Пигарев был выше среднего роста; когда стоял перед начальством, казался стройным; небольшая бородка его, почти шоколадного цвета, расходилась от подбородка веером, — и это почему-то придавало ему особую молодцеватость. Был снова ясный день; новая нижняя проволока поблескивала на солнце, и Пигарев, соображая про себя, сколько может быть рядов этого серьезнейшего препятствия, говорил вдумчиво:
— Это представить можно, Константин Петрович, но все-таки лучше было бы, если бы колья завалили наши снаряды, а не то чтобы резали проволоку нижние чины. Паскудное это занятие.

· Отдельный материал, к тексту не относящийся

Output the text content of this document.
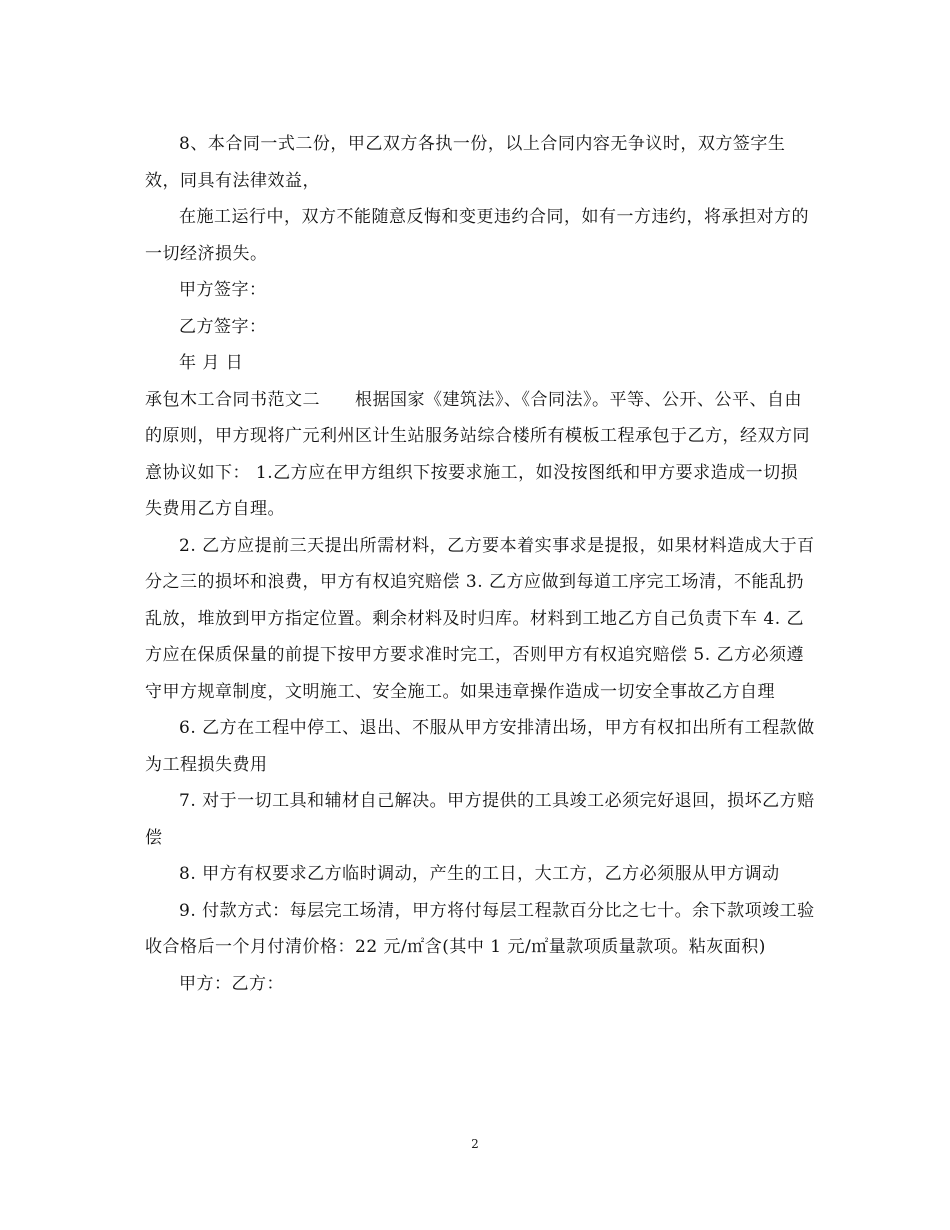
8、本合同一式二份，甲乙双方各执一份，以上合同内容无争议时，双方签字生效，同具有法律效益，

在施工运行中，双方不能随意反悔和变更违约合同，如有一方违约，将承担对方的一切经济损失。

甲方签字：

乙方签字：

年 月 日

承包木工合同书范文二　　根据国家《建筑法》、《合同法》。平等、公开、公平、自由的原则，甲方现将广元利州区计生站服务站综合楼所有模板工程承包于乙方，经双方同意协议如下： 1.乙方应在甲方组织下按要求施工，如没按图纸和甲方要求造成一切损失费用乙方自理。

2. 乙方应提前三天提出所需材料，乙方要本着实事求是提报，如果材料造成大于百分之三的损坏和浪费，甲方有权追究赔偿 3. 乙方应做到每道工序完工场清，不能乱扔乱放，堆放到甲方指定位置。剩余材料及时归库。材料到工地乙方自己负责下车 4. 乙方应在保质保量的前提下按甲方要求准时完工，否则甲方有权追究赔偿 5. 乙方必须遵守甲方规章制度，文明施工、安全施工。如果违章操作造成一切安全事故乙方自理

6. 乙方在工程中停工、退出、不服从甲方安排清出场，甲方有权扣出所有工程款做为工程损失费用

7. 对于一切工具和辅材自己解决。甲方提供的工具竣工必须完好退回，损坏乙方赔偿

8. 甲方有权要求乙方临时调动，产生的工日，大工方，乙方必须服从甲方调动

9. 付款方式：每层完工场清，甲方将付每层工程款百分比之七十。余下款项竣工验收合格后一个月付清价格：22 元/㎡含(其中 1 元/㎡量款项质量款项。粘灰面积)

甲方：乙方：

2
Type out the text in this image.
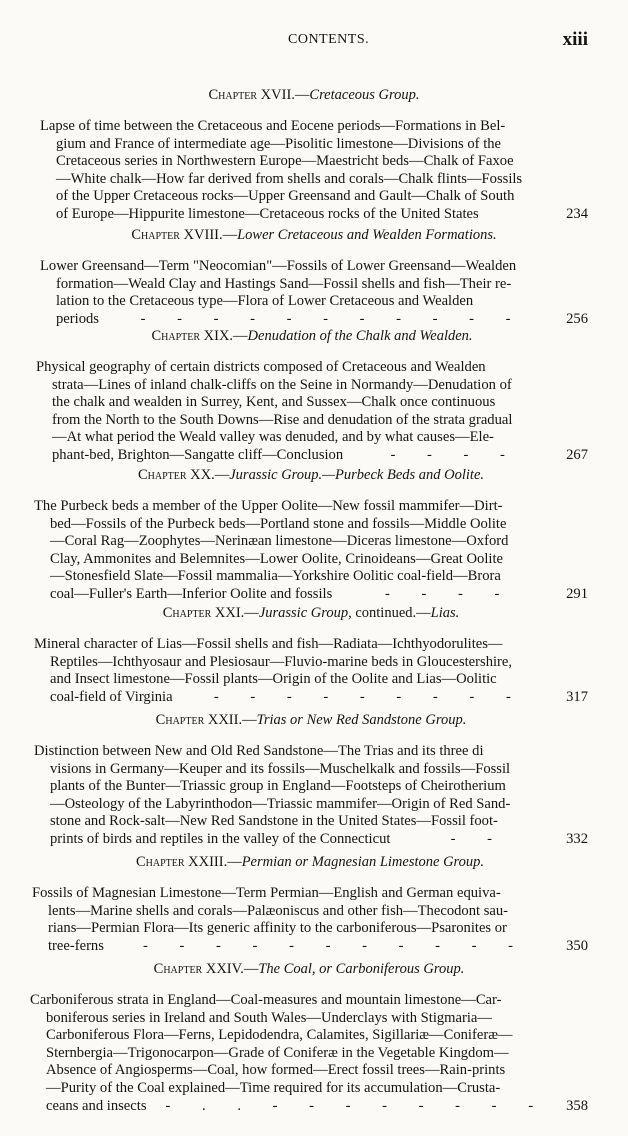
CONTENTS.	xiii
Chapter XVII.—Cretaceous Group.
Lapse of time between the Cretaceous and Eocene periods—Formations in Bel-
gium and France of intermediate age—Pisolitic limestone—Divisions of the
Cretaceous series in Northwestern Europe—Maestricht beds—Chalk of Faxoe
—White chalk—How far derived from shells and corals—Chalk flints—Fossils
of the Upper Cretaceous rocks—Upper Greensand and Gault—Chalk of South
of Europe—Hippurite limestone—Cretaceous rocks of the United States	234
Chapter XVIII.—Lower Cretaceous and Wealden Formations.
Lower Greensand—Term "Neocomian"—Fossils of Lower Greensand—Wealden
formation—Weald Clay and Hastings Sand—Fossil shells and fish—Their re-
lation to the Cretaceous type—Flora of Lower Cretaceous and Wealden
periods	- - - - - - - - - - -	256
Chapter XIX.—Denudation of the Chalk and Wealden.
Physical geography of certain districts composed of Cretaceous and Wealden
strata—Lines of inland chalk-cliffs on the Seine in Normandy—Denudation of
the chalk and wealden in Surrey, Kent, and Sussex—Chalk once continuous
from the North to the South Downs—Rise and denudation of the strata gradual
—At what period the Weald valley was denuded, and by what causes—Ele-
phant-bed, Brighton—Sangatte cliff—Conclusion	- - - -	267
Chapter XX.—Jurassic Group.—Purbeck Beds and Oolite.
The Purbeck beds a member of the Upper Oolite—New fossil mammifer—Dirt-
bed—Fossils of the Purbeck beds—Portland stone and fossils—Middle Oolite
—Coral Rag—Zoophytes—Nerinæan limestone—Diceras limestone—Oxford
Clay, Ammonites and Belemnites—Lower Oolite, Crinoideans—Great Oolite
—Stonesfield Slate—Fossil mammalia—Yorkshire Oolitic coal-field—Brora
coal—Fuller's Earth—Inferior Oolite and fossils	- - - -	291
Chapter XXI.—Jurassic Group, continued.—Lias.
Mineral character of Lias—Fossil shells and fish—Radiata—Ichthyodorulites—
Reptiles—Ichthyosaur and Plesiosaur—Fluvio-marine beds in Gloucestershire,
and Insect limestone—Fossil plants—Origin of the Oolite and Lias—Oolitic
coal-field of Virginia	- - - - - - - - -	317
Chapter XXII.—Trias or New Red Sandstone Group.
Distinction between New and Old Red Sandstone—The Trias and its three di
visions in Germany—Keuper and its fossils—Muschelkalk and fossils—Fossil
plants of the Bunter—Triassic group in England—Footsteps of Cheirotherium
—Osteology of the Labyrinthodon—Triassic mammifer—Origin of Red Sand-
stone and Rock-salt—New Red Sandstone in the United States—Fossil foot-
prints of birds and reptiles in the valley of the Connecticut	- -	332
Chapter XXIII.—Permian or Magnesian Limestone Group.
Fossils of Magnesian Limestone—Term Permian—English and German equiva-
lents—Marine shells and corals—Palæoniscus and other fish—Thecodont sau-
rians—Permian Flora—Its generic affinity to the carboniferous—Psaronites or
tree-ferns	- - - - - - - - - - -	350
Chapter XXIV.—The Coal, or Carboniferous Group.
Carboniferous strata in England—Coal-measures and mountain limestone—Car-
boniferous series in Ireland and South Wales—Underclays with Stigmaria—
Carboniferous Flora—Ferns, Lepidodendra, Calamites, Sigillariæ—Coniferæ—
Sternbergia—Trigonocarpon—Grade of Coniferæ in the Vegetable Kingdom—
Absence of Angiosperms—Coal, how formed—Erect fossil trees—Rain-prints
—Purity of the Coal explained—Time required for its accumulation—Crusta-
ceans and insects	- . . - - - - - - - -	358
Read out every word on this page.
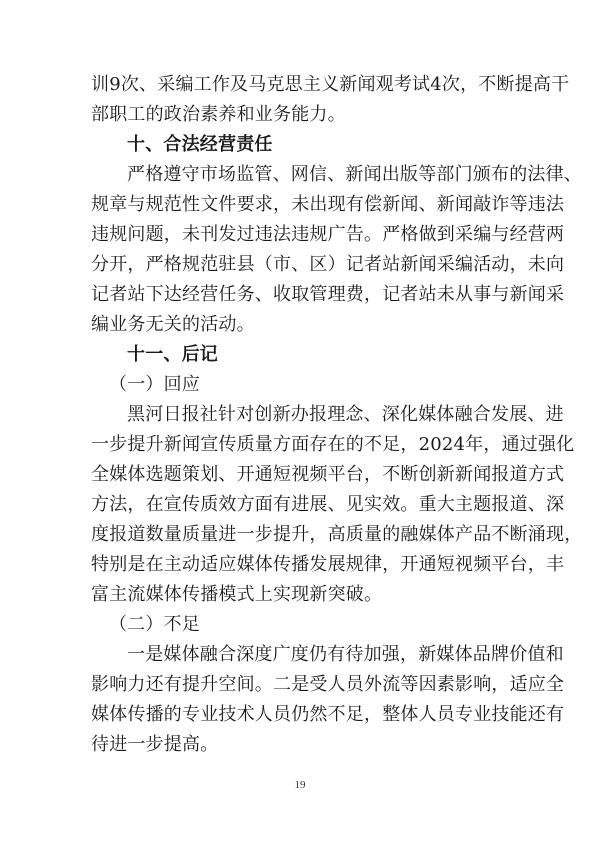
训9次、采编工作及马克思主义新闻观考试4次，不断提高干
部职工的政治素养和业务能力。
十、合法经营责任
严格遵守市场监管、网信、新闻出版等部门颁布的法律、
规章与规范性文件要求，未出现有偿新闻、新闻敲诈等违法
违规问题，未刊发过违法违规广告。严格做到采编与经营两
分开，严格规范驻县（市、区）记者站新闻采编活动，未向
记者站下达经营任务、收取管理费，记者站未从事与新闻采
编业务无关的活动。
十一、后记
（一）回应
黑河日报社针对创新办报理念、深化媒体融合发展、进
一步提升新闻宣传质量方面存在的不足，2024年，通过强化
全媒体选题策划、开通短视频平台，不断创新新闻报道方式
方法，在宣传质效方面有进展、见实效。重大主题报道、深
度报道数量质量进一步提升，高质量的融媒体产品不断涌现，
特别是在主动适应媒体传播发展规律，开通短视频平台，丰
富主流媒体传播模式上实现新突破。
（二）不足
一是媒体融合深度广度仍有待加强，新媒体品牌价值和
影响力还有提升空间。二是受人员外流等因素影响，适应全
媒体传播的专业技术人员仍然不足，整体人员专业技能还有
待进一步提高。
19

— На этом я буду всячески настаивать! Конечно, французы, например, проволоки не режут — это отсталый прием. Я уже говорил об этом Баснину, но он ссылается на то: «А вдруг не хватит снарядов?» В первую голову уничтожить, дескать, живую силу и машины: горные пушки, пулеметы, — а уж потом… Но я буду при орудиях сам! Я сам буду следить за обстрелом. Этот Баснин придумал было такой план атаки, что у меня волосы встали дыбом. Чтобы артиллерия обстреливала высоту ночью, а на рассвете чтобы мы овладели ею штыковым ударом! Каково? И наш Котович согласился с ним, вот что ужасно! Хорошо, что хоть корпусный командир согласился не с нашими генералами, а со мною, что эта тактическая абракадабра годится только для оловянных солдатиков, а не для живых людей. Я просил также, чтобы мне временно подчинить батальон дудниковского полка, чтобы я мог успеть его подготовить, а то он засиделся в резерве и будет смотреть тут на все, как баран на новые ворота. Но, конечно, раз ожидается успех, Дудников сам желает пожать лавры. Пусть его, лишь бы ничего не напортил. Я, разумеется, с ним договорюсь, как действовать вашему батальону с его батальоном.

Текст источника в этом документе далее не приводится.